The map extension is used with an array of markers. Expand the section below to see an example of an array property that uses this extension, in this case registered as "map-extension".
"form": {
"title": "form",
"type": "object",
"ui:extension": {
"name": "map-extension",
"params": {
"theme": "light",
"zoom": 5,
"startPosition": [54, 0]
}
},
"properties": {
"markers": {
"title": "Markers",
"description": "description",
"type": "array",
"items": {
"type": "object",
"properties": {
"position": {
"title": "title",
"description": "description",
"type": "array",
"maxItems": 2,
"minItems": 2,
"defaultValue": [51.505, -0.09],
"items": {
"type": "number"
}
},
"description": {
"title": "title",
"description": "description",
"type": "string",
"maxLength": 100
},
"media": {
"title": "title",
"description": "description",
"allOf": [
{
"$ref": "http://bigcontent.io/cms/schema/v1/core#/definitions/image-link"
}
]
}
}
}
}
}
}
If there is a problem communicating between Dynamic Content and the web app, the default property will be used instead, if it's supported. If the default type is not supported, an error will be displayed.
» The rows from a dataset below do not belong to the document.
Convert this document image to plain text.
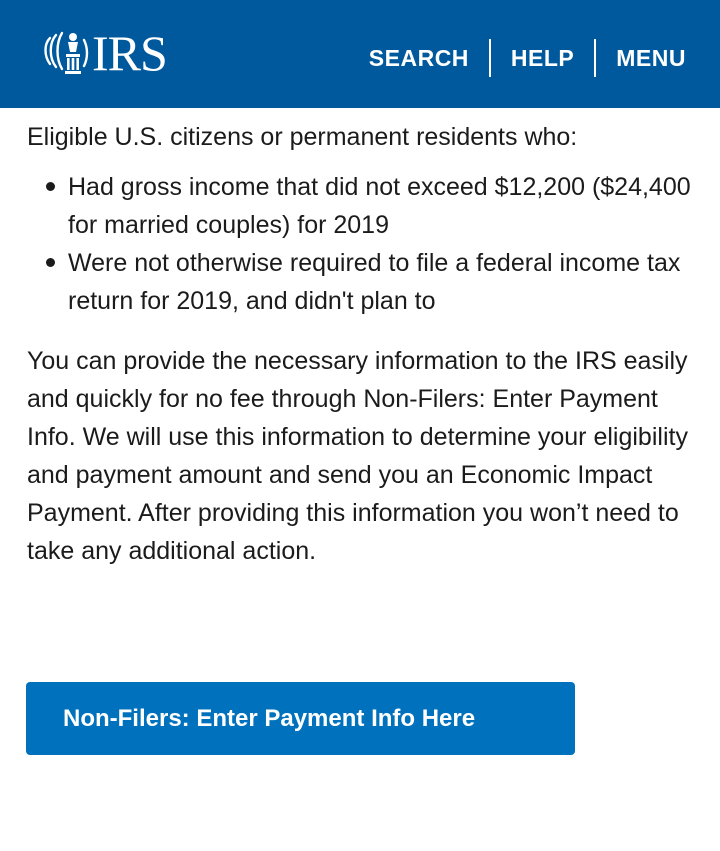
IRS	SEARCH HELP MENU

Eligible U.S. citizens or permanent residents who:

Had gross income that did not exceed $12,200 ($24,400 for married couples) for 2019
Were not otherwise required to file a federal income tax return for 2019, and didn't plan to

You can provide the necessary information to the IRS easily and quickly for no fee through Non-Filers: Enter Payment Info. We will use this information to determine your eligibility and payment amount and send you an Economic Impact Payment. After providing this information you won’t need to take any additional action.

Non-Filers: Enter Payment Info Here
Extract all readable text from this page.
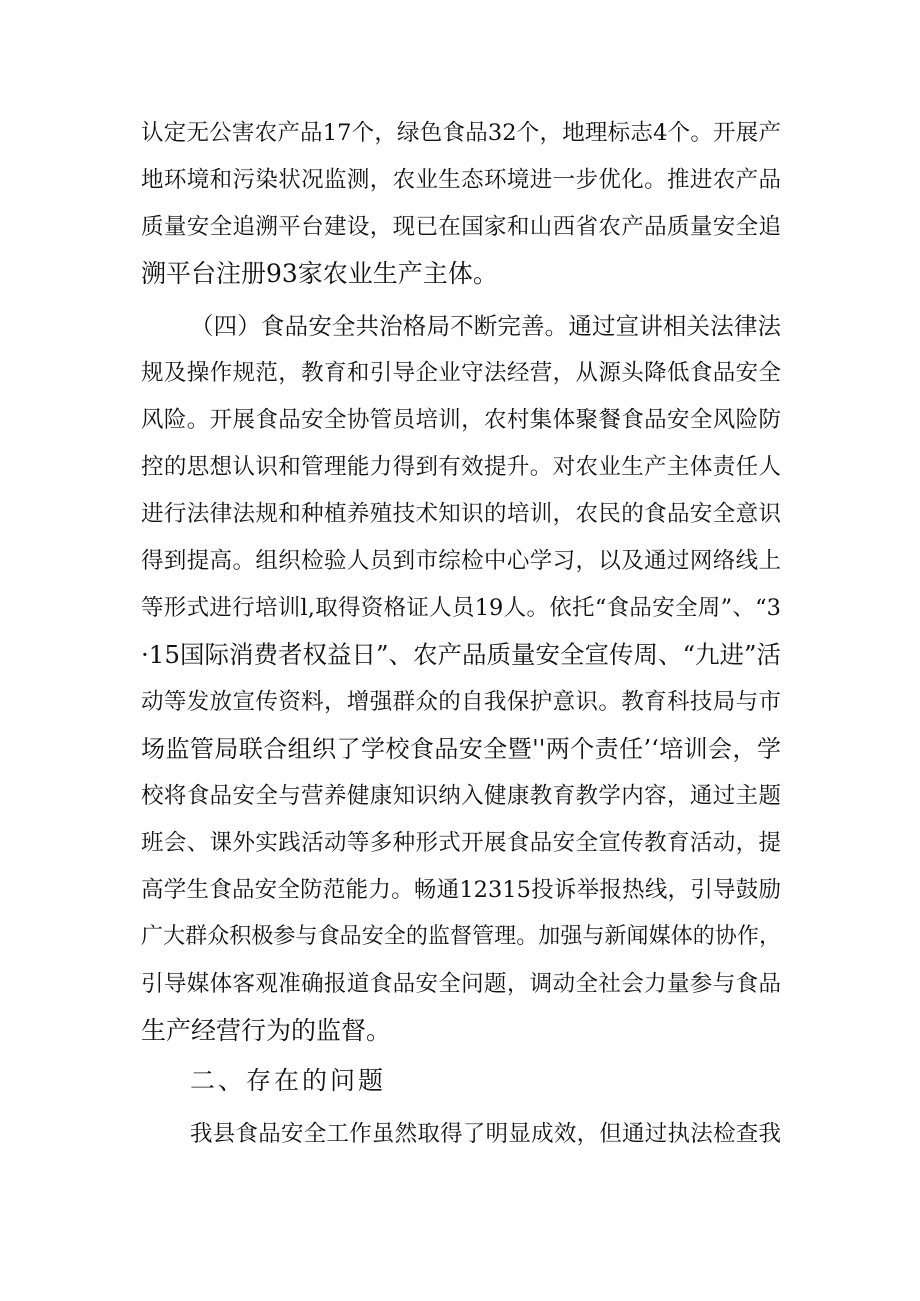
认定无公害农产品17个，绿色食品32个，地理标志4个。开展产
地环境和污染状况监测，农业生态环境进一步优化。推进农产品
质量安全追溯平台建设，现已在国家和山西省农产品质量安全追
溯平台注册93家农业生产主体。
（四）食品安全共治格局不断完善。通过宣讲相关法律法
规及操作规范，教育和引导企业守法经营，从源头降低食品安全
风险。开展食品安全协管员培训，农村集体聚餐食品安全风险防
控的思想认识和管理能力得到有效提升。对农业生产主体责任人
进行法律法规和种植养殖技术知识的培训，农民的食品安全意识
得到提高。组织检验人员到市综检中心学习，以及通过网络线上
等形式进行培训l,取得资格证人员19人。依托“食品安全周”、“3
·15国际消费者权益日”、农产品质量安全宣传周、“九进”活
动等发放宣传资料，增强群众的自我保护意识。教育科技局与市
场监管局联合组织了学校食品安全暨''两个责任’‘培训会，学
校将食品安全与营养健康知识纳入健康教育教学内容，通过主题
班会、课外实践活动等多种形式开展食品安全宣传教育活动，提
高学生食品安全防范能力。畅通12315投诉举报热线，引导鼓励
广大群众积极参与食品安全的监督管理。加强与新闻媒体的协作，
引导媒体客观准确报道食品安全问题，调动全社会力量参与食品
生产经营行为的监督。
二、存在的问题
我县食品安全工作虽然取得了明显成效，但通过执法检查我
For the simple slider, a standard edit control will be used instead of our custom slider.
Creating and editing content
The extension is rendered in the content editing window and the user can interact with it in the same way as other elements. In this example we are using the slider to set the transition time between a set of images.
In your extension code you need to ensure that when the user saves the content, the next time the content item is opened and your extension is rendered, it reads in the saved value.
The sample slider extension shows how to read a previously saved value and update it when the user changes the value of the property.
What an extension can do
Extensions can be very simple, such as the slider or provide more advanced functionality. Features you can access from within an extension using the features of the SDK include:
- The ability to read parameters specified in the content type schema
- Getting and setting the field values- the data entered by the user in this extension. For a map extension it would be getting and setting a list of location markers, for the slider it would be a single number.
- Allow the user to choose content and media. You can include content and media links, so the user could choose product imagery within your extension, for example.
- Access visualization settings
- Access the full content type schema
- Because the extension is a web app, it can also make calls to 3rd party services, so you could retrieve your own product data, for example.